© Alevi Haberler

Ali Ekber Ataş yazdı: Çağların ardından ışıyan ozan Pir Sultan

Şair ve yayıncı Ali Ekber Ataş, çağların ardından ışıyan ozan Pir Sultan Abdal'ı yazdı.

1510 ile 14 yılında doğduğu, bir söylenceye göre soyunun Yemen’e dayandığı, Peygamberin öz torunu olduğu söylenir. Bir başka söylencede ise, onun, İmam Zeynel Abidin’den “Zeynel dedem” diye söz ettiği anlatır.

Burada şu ayrıntıya dikkatinizi çekmek isterim: Peygamber soyundan geldiğine inanan ve “seyit” oldukları savıyla ortaya çıkanlar, aslında bağlı oldukları tarikat geleneklerini sürdürmektedirler. Bu, yazıyla geç tanışan toplumlarda daha çok ortaya çıkan ve kabul görmüş bir yaygın kanıdır.

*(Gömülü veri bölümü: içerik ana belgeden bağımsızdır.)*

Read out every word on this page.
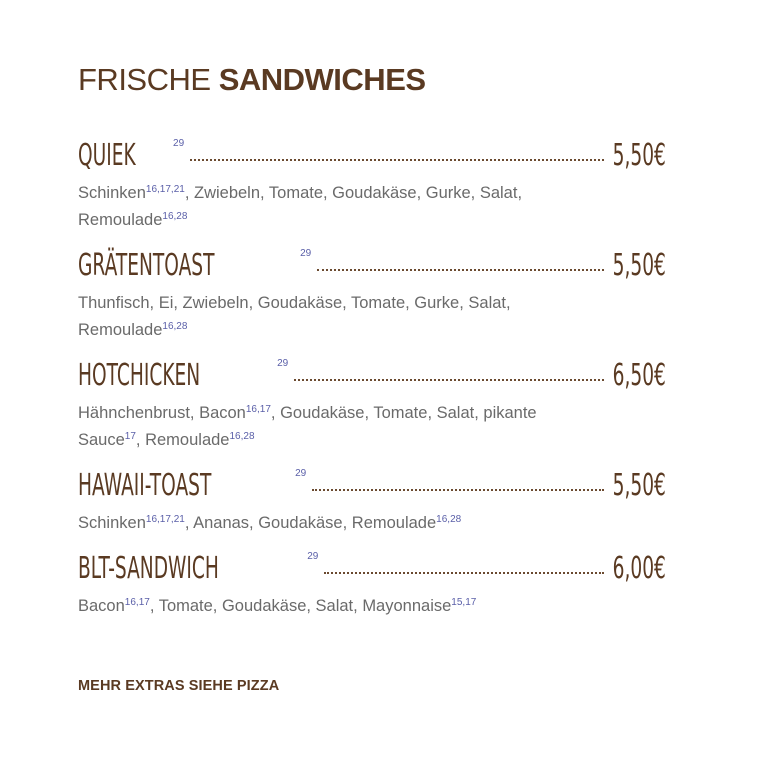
FRISCHE SANDWICHES
QUIEK	29	5,50€
Schinken$^{16,17,21}$, Zwiebeln, Tomate, Goudakäse, Gurke, Salat, Remoulade$^{16,28}$
GRÄTENTOAST	29	5,50€
Thunfisch, Ei, Zwiebeln, Goudakäse, Tomate, Gurke, Salat, Remoulade$^{16,28}$
HOTCHICKEN	29	6,50€
Hähnchenbrust, Bacon$^{16,17}$, Goudakäse, Tomate, Salat, pikante Sauce$^{17}$, Remoulade$^{16,28}$
HAWAII-TOAST	29	5,50€
Schinken$^{16,17,21}$, Ananas, Goudakäse, Remoulade$^{16,28}$
BLT-SANDWICH	29	6,00€
Bacon$^{16,17}$, Tomate, Goudakäse, Salat, Mayonnaise$^{15,17}$
MEHR EXTRAS SIEHE PIZZA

Söylenceyi bir yana bırakırsak, genel kanı ve bizce de akla ve mantığa en yakın olanı, Pir Sultan’ın, ilkin, İran’ın doğusundaki Horasan’dan, İran Azerbeycan’ı Hoy kasabasına, oradan Anadolu’ya göçüp bugünkü, hepimizin bildiği Sivas’ın Yıldızeli ilçesi Çırçır bucağına bağlı Banaz köyüne yerleşen bir Türkmen soyundan geldiği söylenir. Burada doğmuştur. Pir Sultan’ın olduğu söylenen bir ev, önünde şairin yaşadığı dönemden kaldığına inanılan bir salkım söğüt, söğüdün altında, asasının ucuna takıp Horasan’dan getirdiğine inanılan bir değirmen taşı durmaktadır. Pir Sultan yaz aylarında, hanımıyla beraber bu taşın üstüne oturup onunla sohbet edermiş. Köylüleri bu evi, kutsal sayarlar hâlâ. Kızının yaktığı ağıtta uzun boyluluğuna, biçimliliğine vurgu yapılmış. Şiirlerinden öğreniyoruz onun asıl adının Haydar olduğunu.

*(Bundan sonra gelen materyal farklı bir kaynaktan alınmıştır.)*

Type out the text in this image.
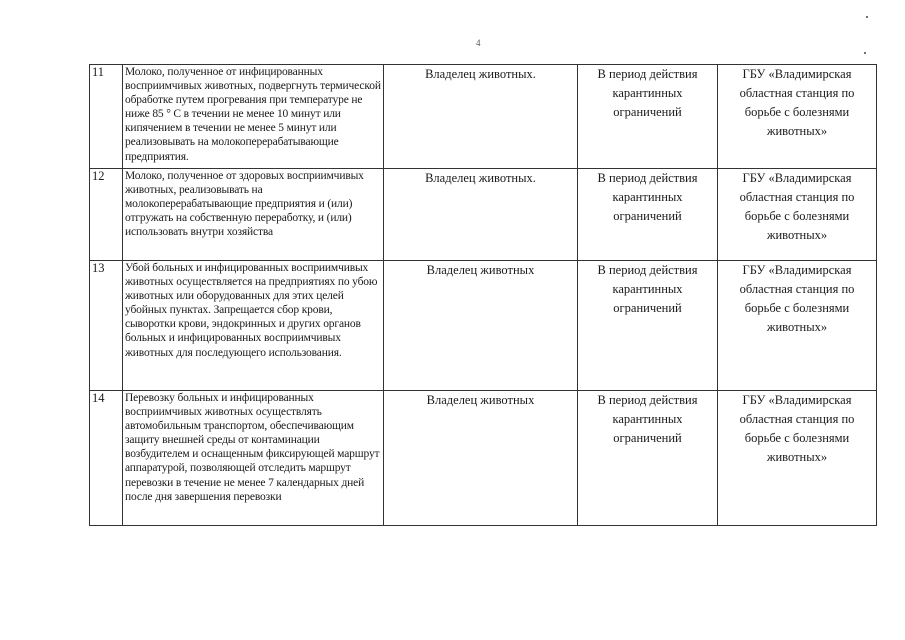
4
11	Молоко, полученное от инфицированных восприимчивых животных, подвергнуть термической обработке путем прогревания при температуре не ниже 85 ° С в течении не менее 10 минут или кипячением в течении не менее 5 минут или реализовывать на молокоперерабатывающие предприятия.	Владелец животных.	В период действия карантинных ограничений	ГБУ «Владимирская областная станция по борьбе с болезнями животных»
12	Молоко, полученное от здоровых восприимчивых животных, реализовывать на молокоперерабатывающие предприятия и (или) отгружать на собственную переработку, и (или) использовать внутри хозяйства	Владелец животных.	В период действия карантинных ограничений	ГБУ «Владимирская областная станция по борьбе с болезнями животных»
13	Убой больных и инфицированных восприимчивых животных осуществляется на предприятиях по убою животных или оборудованных для этих целей убойных пунктах. Запрещается сбор крови, сыворотки крови, эндокринных и других органов больных и инфицированных восприимчивых животных для последующего использования.	Владелец животных	В период действия карантинных ограничений	ГБУ «Владимирская областная станция по борьбе с болезнями животных»
14	Перевозку больных и инфицированных восприимчивых животных осуществлять автомобильным транспортом, обеспечивающим защиту внешней среды от контаминации возбудителем и оснащенным фиксирующей маршрут аппаратурой, позволяющей отследить маршрут перевозки в течение не менее 7 календарных дней после дня завершения перевозки	Владелец животных	В период действия карантинных ограничений	ГБУ «Владимирская областная станция по борьбе с болезнями животных»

Bu inanılan efsanede ya da söylencede, asıl dikkatimi çeken şey, Pir Sultan’ın, asasının ucuna takıp getirdiği değirmen taşı, salkım söğüt ve yaz aylarının güzel havalarında karısıyla bu söğüdün altındaki değirmen taşına oturup sohbet etmesidir.

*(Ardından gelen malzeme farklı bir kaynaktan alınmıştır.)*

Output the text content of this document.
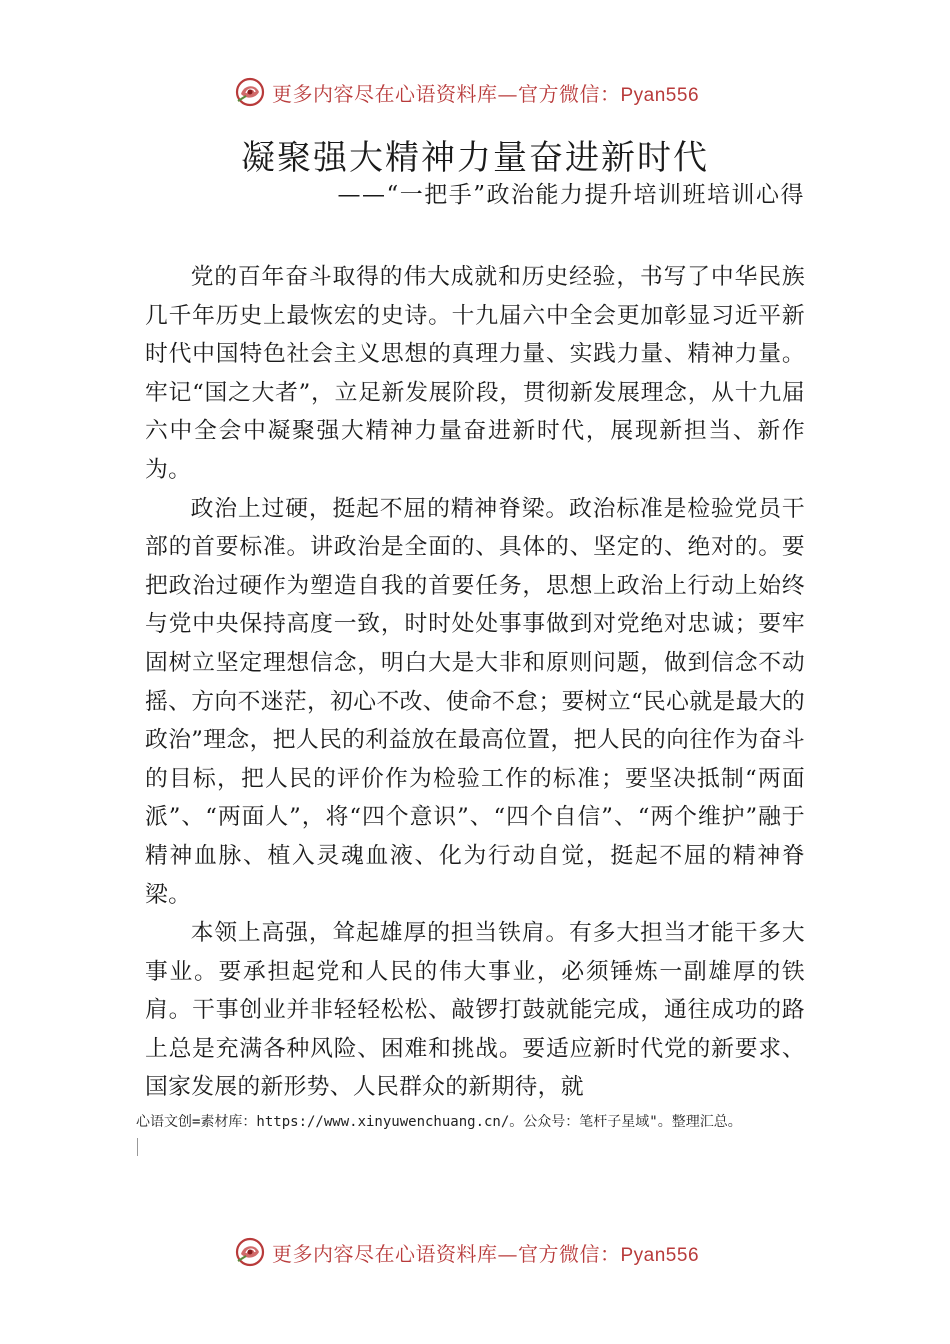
更多内容尽在心语资料库—官方微信：Pyan556
凝聚强大精神力量奋进新时代
——“一把手”政治能力提升培训班培训心得

党的百年奋斗取得的伟大成就和历史经验，书写了中华民族几千年历史上最恢宏的史诗。十九届六中全会更加彰显习近平新时代中国特色社会主义思想的真理力量、实践力量、精神力量。牢记“国之大者”，立足新发展阶段，贯彻新发展理念，从十九届六中全会中凝聚强大精神力量奋进新时代，展现新担当、新作为。

政治上过硬，挺起不屈的精神脊梁。政治标准是检验党员干部的首要标准。讲政治是全面的、具体的、坚定的、绝对的。要把政治过硬作为塑造自我的首要任务，思想上政治上行动上始终与党中央保持高度一致，时时处处事事做到对党绝对忠诚；要牢固树立坚定理想信念，明白大是大非和原则问题，做到信念不动摇、方向不迷茫，初心不改、使命不怠；要树立“民心就是最大的政治”理念，把人民的利益放在最高位置，把人民的向往作为奋斗的目标，把人民的评价作为检验工作的标准；要坚决抵制“两面派”、“两面人”，将“四个意识”、“四个自信”、“两个维护”融于精神血脉、植入灵魂血液、化为行动自觉，挺起不屈的精神脊梁。

本领上高强，耸起雄厚的担当铁肩。有多大担当才能干多大事业。要承担起党和人民的伟大事业，必须锤炼一副雄厚的铁肩。干事创业并非轻轻松松、敲锣打鼓就能完成，通往成功的路上总是充满各种风险、困难和挑战。要适应新时代党的新要求、国家发展的新形势、人民群众的新期待，就

心语文创=素材库：https://www.xinyuwenchuang.cn/。公众号：笔杆子星域"。整理汇总。
更多内容尽在心语资料库—官方微信：Pyan556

Şu sorular takıldı aklıma:

Neden değirmen taşı? Niye salkım söğüt? Ve karısıyla sohbetindeki giz ne ola ki acaba?

Hele ki yaşadığı dönemi düşünecek olursak, karısıyla söğüdün altındaki bu taşa oturup sohbet etmesine, bırakın inanmayı, hayal etmesinin bile olanaksız olduğu söylenebilir. “Neden böyle düşünüyorum? Bunda şaşılacak ne var? Karısı değil mi?” diye sorduğunuzu düşünüyorum.

Belki ilk bakışta şaşılacak bir yan yok. Bu yazıyı yazarken kısa bir süre önce, çalıştığım okulumda, yaşanan bir olay geldi aklıma. Okul bahçesinde yan yana gezen, okul kantininde bir masa başında sohbet eden kızlı erkekli gençlere, öğretmenler, “Siz kardeş misiniz ki, yan yana geziyor ve oturabiliyorsunuz?” diye sorup sorgularsa ve siz de buna tanık olursanız, Pir Sultan ve eşinin o dönemde böyle bir yan yana gelişlerine şaşkınlığımı bir abartı saymayacağınıza inanıyorum.

Evet, maalesef, bu tür uyarılar, yirmi birinci yüzyılda ve kültür başkenti seçilen İstanbul’da, Kartal’ın göbeğinde yapılabiliyorsa demek, oturup şapkamızı önümüze koyarak yeniden düşünmemiz ve bu parçalanıp bölünmüşlüğü, bir an önce ortadan kaldıracak büyük ve onurlu dayanışmayı gerçekleştirerek, bu karanlığı başımızdan defetmemiz gerekmektedir. Rüzgâr da bize dönmüşken, yelkenler fora diyeli mi?

“o halde kalkın

ayaklanın

asılın yürekler

şah çekip karanlığa

indirek tahtan

 

kervan hazır

bahtımız açık

şah’a gidilecek ismail zamanı

haydi yol-a-çık

asılın yüreklere”

Değirmen taşına gelince:

Pir Sultan’ın yaşadığı çağ 16 yüzyıl. Bu yüzyılın üretim araçlarından biri de değirmendir.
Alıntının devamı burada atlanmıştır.